The UK Air Accident Investigation Branch (AAIB) is yet to issue its final report on the Shoreham crash. However, its special report of 4 September 2015 said the pilot had begun the loop at an altitude of 200 ft—300 ft below the minimum prescribed for standard aerobatic display manoeuvres.
In a report issued in September 2016, the AAIB said the airshow’s flying display director (FDD) did not know what manoeuvres the pilot of the Hawker Hunter jet planned to make.
The AAIB report said, ‘Without prior knowledge of G-BXFI’s (the Hunter’s) display routine or the ground area over which the pilot intended to perform, it was not possible for the FDD to identify the specific associated hazards, where the various aerobatic manoeuvres would be conducted, and therefore to determine which groups of people would be exposed to those hazards and to what extent.’
The September AAIB report described previous non-compliance by the Shoreham Airshow. Video footage of a previous display by the Hawker Hunter at the 2014 Shoreham Airshow indicated that the majority of its aerobatic manoeuvres (including steeply banked turns) had been flown away from the airfield, over areas accessible to the public and outside the control of the display organisers.
‘Footage and tracks determined from radar data showed that the aircraft overflew residential areas along the A259 south of Shoreham Airport several times and in one manoeuvre overflew the central area of the town of Lancing at an angle of bank in excess of 90 degrees,’ the September report says.
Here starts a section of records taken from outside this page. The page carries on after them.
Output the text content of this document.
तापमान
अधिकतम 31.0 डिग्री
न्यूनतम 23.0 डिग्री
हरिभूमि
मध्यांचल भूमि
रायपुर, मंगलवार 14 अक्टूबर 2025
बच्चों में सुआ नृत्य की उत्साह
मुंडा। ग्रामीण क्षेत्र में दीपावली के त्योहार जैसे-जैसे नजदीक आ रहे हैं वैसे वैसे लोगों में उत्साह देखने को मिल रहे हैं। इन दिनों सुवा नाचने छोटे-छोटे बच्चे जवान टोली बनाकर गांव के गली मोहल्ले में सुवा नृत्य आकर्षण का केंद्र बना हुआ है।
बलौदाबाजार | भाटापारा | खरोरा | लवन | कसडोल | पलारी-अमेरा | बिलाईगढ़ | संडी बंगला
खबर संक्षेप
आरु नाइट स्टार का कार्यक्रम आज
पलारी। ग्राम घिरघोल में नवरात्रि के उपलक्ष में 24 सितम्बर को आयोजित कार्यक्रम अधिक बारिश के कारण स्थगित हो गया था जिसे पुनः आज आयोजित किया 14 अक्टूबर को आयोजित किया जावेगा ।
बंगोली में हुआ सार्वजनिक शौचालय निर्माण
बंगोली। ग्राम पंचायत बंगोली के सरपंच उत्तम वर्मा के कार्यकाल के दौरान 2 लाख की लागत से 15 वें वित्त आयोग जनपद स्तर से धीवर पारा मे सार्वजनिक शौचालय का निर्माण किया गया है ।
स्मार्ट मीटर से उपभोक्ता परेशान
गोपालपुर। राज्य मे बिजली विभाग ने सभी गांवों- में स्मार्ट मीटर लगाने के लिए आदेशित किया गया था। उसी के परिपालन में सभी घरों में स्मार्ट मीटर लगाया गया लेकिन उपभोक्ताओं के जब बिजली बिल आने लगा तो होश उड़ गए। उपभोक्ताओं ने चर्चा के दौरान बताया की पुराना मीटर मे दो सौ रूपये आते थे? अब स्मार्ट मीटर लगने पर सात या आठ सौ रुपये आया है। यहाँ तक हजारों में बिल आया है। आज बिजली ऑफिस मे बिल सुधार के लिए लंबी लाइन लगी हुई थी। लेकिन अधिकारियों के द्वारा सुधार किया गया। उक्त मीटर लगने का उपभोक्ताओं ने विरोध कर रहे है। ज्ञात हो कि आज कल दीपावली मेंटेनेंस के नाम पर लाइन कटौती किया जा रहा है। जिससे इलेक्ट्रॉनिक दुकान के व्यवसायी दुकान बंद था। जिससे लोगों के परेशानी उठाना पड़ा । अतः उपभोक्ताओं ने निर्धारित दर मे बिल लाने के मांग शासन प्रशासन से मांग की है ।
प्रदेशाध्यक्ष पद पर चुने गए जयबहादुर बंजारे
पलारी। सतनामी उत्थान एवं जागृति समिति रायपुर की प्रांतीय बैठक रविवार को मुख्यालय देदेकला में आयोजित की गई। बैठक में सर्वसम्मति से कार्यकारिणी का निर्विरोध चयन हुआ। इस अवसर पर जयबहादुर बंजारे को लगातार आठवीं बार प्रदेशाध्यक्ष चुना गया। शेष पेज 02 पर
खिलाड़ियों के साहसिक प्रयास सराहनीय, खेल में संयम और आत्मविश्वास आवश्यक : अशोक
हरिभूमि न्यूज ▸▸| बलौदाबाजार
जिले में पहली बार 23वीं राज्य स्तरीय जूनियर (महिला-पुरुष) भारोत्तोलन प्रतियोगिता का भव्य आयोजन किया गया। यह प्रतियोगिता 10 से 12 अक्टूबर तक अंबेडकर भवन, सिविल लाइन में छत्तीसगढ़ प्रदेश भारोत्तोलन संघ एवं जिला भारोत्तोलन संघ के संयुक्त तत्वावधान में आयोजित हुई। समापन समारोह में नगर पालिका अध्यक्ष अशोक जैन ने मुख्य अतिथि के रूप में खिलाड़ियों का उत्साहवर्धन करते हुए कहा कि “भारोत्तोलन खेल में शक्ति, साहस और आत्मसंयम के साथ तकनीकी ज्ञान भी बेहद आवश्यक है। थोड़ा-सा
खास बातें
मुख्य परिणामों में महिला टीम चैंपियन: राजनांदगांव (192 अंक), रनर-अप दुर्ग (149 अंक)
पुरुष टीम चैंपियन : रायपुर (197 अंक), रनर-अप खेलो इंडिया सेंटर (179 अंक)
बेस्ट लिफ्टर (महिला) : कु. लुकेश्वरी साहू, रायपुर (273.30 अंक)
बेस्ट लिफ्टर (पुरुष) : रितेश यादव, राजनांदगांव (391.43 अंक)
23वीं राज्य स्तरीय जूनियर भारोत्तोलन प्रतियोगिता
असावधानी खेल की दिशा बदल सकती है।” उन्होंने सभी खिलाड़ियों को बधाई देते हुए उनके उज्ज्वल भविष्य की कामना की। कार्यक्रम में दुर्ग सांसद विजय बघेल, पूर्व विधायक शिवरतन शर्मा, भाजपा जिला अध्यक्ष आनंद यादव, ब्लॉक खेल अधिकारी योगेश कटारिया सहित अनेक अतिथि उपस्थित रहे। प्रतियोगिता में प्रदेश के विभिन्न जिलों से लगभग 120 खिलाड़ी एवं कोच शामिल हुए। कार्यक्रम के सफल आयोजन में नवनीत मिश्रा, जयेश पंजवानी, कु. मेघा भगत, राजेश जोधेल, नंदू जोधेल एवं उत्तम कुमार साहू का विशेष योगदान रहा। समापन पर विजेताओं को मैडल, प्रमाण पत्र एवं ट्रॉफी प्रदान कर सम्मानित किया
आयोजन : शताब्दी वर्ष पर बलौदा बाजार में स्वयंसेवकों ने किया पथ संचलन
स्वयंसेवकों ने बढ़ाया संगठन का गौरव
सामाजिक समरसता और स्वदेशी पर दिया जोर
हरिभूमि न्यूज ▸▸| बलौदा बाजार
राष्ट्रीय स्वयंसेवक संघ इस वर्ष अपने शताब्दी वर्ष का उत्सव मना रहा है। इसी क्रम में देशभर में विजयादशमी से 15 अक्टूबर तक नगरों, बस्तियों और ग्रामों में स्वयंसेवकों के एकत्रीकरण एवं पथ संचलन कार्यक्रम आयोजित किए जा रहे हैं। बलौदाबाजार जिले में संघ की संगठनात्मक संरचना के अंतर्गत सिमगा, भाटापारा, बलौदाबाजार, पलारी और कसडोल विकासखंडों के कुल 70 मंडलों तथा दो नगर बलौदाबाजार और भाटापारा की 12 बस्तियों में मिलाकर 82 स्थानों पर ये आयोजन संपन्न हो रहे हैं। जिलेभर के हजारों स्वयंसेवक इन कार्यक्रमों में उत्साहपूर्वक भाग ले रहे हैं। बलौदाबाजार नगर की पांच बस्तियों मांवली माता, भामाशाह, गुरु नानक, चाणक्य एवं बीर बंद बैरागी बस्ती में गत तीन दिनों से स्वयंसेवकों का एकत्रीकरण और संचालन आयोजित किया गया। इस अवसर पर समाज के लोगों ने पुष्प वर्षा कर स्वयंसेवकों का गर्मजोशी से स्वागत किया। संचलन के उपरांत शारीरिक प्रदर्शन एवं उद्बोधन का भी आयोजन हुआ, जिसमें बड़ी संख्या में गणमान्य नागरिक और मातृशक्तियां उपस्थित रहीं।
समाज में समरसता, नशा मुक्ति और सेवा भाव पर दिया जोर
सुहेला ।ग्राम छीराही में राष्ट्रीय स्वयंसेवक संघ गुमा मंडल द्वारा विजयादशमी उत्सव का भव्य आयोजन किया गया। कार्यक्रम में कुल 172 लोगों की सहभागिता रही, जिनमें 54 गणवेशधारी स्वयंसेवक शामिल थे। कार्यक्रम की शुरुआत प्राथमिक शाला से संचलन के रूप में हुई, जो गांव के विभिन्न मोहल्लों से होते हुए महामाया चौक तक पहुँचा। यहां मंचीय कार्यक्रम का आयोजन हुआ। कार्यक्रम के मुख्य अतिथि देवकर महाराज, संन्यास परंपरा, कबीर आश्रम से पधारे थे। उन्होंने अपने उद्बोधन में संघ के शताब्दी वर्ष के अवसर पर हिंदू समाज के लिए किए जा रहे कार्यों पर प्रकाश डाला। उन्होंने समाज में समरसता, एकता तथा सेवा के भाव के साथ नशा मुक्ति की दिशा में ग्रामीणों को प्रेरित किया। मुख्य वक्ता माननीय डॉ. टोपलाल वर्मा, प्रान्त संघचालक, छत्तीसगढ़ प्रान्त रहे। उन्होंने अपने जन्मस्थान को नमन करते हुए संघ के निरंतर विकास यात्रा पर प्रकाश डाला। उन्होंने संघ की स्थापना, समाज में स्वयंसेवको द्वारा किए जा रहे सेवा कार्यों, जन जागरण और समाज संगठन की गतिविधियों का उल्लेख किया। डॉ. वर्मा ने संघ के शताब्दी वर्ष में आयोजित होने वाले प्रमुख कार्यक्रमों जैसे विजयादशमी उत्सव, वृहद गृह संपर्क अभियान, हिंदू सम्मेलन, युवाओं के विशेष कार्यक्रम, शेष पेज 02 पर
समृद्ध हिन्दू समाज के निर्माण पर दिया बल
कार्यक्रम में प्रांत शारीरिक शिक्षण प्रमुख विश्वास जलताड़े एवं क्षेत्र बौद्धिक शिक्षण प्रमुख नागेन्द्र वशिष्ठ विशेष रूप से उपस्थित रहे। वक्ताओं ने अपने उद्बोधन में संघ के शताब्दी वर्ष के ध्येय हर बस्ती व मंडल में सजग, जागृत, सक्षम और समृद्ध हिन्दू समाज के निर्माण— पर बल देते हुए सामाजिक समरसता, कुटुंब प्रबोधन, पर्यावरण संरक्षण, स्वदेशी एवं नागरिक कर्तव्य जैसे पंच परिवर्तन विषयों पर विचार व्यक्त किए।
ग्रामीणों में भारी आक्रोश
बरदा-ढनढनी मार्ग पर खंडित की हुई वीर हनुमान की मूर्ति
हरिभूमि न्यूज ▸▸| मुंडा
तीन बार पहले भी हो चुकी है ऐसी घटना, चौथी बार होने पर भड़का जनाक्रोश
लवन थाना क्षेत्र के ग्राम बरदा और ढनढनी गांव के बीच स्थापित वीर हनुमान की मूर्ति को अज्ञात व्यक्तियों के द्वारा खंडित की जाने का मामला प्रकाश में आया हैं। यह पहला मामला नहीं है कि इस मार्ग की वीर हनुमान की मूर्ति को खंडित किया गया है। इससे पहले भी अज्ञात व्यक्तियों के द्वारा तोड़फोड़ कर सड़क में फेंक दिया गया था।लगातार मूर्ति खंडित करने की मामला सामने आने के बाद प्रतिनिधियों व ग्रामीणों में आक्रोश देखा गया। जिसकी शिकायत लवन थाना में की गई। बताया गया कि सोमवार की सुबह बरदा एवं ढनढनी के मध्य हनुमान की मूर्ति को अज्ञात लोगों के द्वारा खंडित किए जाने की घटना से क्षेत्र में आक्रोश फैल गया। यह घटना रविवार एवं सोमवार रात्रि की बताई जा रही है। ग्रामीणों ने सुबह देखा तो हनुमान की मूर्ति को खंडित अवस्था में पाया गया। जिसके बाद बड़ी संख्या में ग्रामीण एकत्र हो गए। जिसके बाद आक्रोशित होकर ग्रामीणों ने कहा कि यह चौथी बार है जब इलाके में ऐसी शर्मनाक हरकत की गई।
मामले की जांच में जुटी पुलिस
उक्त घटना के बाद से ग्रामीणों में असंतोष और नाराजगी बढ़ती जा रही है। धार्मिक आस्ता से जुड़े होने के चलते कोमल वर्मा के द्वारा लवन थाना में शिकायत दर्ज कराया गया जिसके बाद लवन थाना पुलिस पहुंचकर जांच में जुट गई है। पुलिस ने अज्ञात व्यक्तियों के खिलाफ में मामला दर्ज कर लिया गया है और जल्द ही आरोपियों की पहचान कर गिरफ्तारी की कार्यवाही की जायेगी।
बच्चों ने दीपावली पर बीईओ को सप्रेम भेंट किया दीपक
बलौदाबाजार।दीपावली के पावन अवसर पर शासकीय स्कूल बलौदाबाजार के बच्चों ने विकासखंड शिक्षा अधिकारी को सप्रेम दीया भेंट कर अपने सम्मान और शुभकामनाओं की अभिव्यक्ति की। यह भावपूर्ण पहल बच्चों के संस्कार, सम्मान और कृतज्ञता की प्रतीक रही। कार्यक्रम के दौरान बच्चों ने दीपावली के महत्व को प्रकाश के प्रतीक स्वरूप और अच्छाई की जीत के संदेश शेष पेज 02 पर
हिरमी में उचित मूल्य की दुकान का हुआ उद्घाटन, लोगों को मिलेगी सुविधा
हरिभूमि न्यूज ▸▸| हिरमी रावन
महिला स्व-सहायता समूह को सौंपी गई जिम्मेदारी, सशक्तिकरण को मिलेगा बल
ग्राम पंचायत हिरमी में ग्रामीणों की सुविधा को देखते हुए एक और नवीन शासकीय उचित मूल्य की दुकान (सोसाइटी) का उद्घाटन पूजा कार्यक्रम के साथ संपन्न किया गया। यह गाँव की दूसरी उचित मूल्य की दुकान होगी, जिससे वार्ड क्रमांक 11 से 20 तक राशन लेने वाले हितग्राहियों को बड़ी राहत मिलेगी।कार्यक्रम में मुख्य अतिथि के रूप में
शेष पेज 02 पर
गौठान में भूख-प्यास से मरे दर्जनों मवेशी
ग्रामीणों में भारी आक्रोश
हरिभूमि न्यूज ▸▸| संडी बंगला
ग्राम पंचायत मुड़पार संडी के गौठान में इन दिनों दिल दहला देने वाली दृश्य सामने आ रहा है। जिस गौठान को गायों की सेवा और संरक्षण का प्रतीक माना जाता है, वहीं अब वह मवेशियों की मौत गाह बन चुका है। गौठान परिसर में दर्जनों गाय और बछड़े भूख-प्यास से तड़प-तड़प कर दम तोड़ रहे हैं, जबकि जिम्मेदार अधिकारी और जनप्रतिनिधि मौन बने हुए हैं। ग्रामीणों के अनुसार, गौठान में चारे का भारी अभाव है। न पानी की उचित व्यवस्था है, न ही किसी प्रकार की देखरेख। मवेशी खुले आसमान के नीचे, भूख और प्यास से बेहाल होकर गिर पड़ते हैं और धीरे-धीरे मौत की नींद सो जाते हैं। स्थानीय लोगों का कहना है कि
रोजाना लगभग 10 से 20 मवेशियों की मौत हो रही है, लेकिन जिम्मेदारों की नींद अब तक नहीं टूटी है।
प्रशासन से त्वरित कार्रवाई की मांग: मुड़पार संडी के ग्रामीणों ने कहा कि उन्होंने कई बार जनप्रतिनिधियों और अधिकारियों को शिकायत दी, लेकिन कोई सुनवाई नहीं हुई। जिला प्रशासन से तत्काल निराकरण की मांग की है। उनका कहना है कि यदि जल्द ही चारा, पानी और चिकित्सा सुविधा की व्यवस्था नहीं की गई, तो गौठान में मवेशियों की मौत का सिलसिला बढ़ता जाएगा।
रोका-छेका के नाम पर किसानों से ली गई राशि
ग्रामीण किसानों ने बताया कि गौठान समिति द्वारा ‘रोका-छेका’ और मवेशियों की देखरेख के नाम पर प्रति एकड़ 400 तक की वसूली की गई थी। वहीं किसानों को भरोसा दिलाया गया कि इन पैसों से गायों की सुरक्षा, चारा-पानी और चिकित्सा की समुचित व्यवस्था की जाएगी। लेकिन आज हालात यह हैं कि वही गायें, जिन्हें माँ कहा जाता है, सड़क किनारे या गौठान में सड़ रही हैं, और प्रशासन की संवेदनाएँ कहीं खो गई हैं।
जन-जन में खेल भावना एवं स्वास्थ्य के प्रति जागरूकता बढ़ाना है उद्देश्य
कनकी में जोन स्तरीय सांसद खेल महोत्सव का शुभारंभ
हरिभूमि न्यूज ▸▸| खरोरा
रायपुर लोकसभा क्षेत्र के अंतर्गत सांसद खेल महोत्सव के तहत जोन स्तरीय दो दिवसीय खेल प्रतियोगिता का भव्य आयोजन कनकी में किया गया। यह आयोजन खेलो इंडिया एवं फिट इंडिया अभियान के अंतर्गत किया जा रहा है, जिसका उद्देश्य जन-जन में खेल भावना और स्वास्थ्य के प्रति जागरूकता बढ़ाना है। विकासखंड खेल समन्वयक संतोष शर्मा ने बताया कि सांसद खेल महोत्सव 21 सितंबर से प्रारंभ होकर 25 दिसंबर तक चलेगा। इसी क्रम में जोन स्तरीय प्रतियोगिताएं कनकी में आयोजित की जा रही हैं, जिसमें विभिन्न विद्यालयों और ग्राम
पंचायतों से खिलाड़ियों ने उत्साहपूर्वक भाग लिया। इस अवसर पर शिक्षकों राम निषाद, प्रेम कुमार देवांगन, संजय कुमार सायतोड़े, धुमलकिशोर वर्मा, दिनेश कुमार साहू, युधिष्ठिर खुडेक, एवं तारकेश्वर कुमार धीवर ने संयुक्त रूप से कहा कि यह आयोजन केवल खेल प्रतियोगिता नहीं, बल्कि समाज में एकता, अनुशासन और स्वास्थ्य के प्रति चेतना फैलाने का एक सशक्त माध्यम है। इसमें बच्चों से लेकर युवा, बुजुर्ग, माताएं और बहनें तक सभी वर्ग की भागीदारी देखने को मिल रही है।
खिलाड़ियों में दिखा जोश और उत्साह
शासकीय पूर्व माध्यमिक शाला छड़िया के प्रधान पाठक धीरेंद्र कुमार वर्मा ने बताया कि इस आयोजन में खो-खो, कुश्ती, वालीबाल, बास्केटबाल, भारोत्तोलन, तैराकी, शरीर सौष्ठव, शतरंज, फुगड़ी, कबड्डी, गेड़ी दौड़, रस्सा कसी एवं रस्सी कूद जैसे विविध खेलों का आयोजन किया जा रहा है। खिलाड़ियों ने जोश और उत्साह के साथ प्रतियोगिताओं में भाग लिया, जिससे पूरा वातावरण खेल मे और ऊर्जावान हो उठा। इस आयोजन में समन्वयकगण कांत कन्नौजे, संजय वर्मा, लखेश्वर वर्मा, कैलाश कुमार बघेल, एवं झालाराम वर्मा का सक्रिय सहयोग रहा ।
‘The pilot was not instructed to stop this display. Either these regulatory infringements were not detected by the display organisers or were not understood.’
The Shoreham investigation parallels a possible criminal prosecution of the pilot, who survived the crash and faces the prospect of being charged with manslaughter by gross negligence. After his release from hospital, he was interviewed by the police in late 2015.
The Police applied to the UK High Court to obtain records of the interviews between the pilot and the AAIB. In keeping with the principles of Annex 13 to the Chicago Convention governing civil aviation, as these are now reflected in the applicable European legislation, the court denied this request. However video footage of the crash, from two cameras on the aircraft, was turned over to police. This footage was found to be for commercial, rather than safety-related, purposes and not subject to the protection afforded by Annex 13 or the European legislation.
However, any attempted prosecution is unlikely before the AAIB issues its final report. A coronial inquest into the crash has also been delayed pending the results of the police investigation. At the time of writing the only thing final to come out of the Shoreham crash is the death of 11 people.